Sorting out what strategies to employ for preservation of the Salton Sea has been a two-decade process lacking results.
“The state has used … monies to produce more studies and plans for restoration, yet nothing has been decided,” according to an Executive Office statement from October.
Officials pointed out that $25 million from Proposition 50 in 2006 was expended on research but no game plan for saving the Sea. Similarly, $400 million from Proposition 84 in 2014 was earmarked for projects to mitigate environmental damage from the shrinking body of water, but there was nothing proactive done, according to the Executive Office.
Proposition 66, the $4 billion water bond measure approved by voters last June, set aside $200 million for Sea projects. If the state continues to tarry without applying funds to a fix, evaporation will continue, exposing more lakebed and raising public health risks, according to the county.

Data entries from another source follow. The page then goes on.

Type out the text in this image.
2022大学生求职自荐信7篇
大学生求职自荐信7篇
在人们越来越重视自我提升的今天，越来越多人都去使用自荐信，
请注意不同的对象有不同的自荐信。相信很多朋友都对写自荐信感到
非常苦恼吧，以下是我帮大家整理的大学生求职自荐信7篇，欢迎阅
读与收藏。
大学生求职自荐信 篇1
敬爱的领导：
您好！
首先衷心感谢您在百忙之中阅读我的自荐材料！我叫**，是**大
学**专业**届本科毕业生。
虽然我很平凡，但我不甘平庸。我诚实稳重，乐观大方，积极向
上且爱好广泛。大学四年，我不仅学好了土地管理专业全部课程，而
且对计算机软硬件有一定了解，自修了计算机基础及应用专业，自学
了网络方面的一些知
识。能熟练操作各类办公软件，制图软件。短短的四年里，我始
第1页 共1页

In September 2012, Ashley called for the state to “step aside” and allow the regionally managed Salton Sea Authority to oversee restoration plans.
The supervisor was frustrated by inaction that had permitted the aea to erode to the point of eutrophication, killing off animal and plant life because of extreme salinity, which in turn created conditions for a sulphuric stench that wafted eastward across Riverside County into the Los Angeles Basin.
Water reclamation by local agencies and Mexico, plus the loss of Colorado River supplies that originally fed the Salton Sea, have caused water levels to drop and salinity to spike.
For 15 years, the Coachella Valley Water District and the Imperial Irrigation District agreed to replenish some of the water drawn out of the sea in order to limit lakebed exposure, but that mitigation effort ended on Jan. 1, 2018, leaving the future ecology of the area in doubt.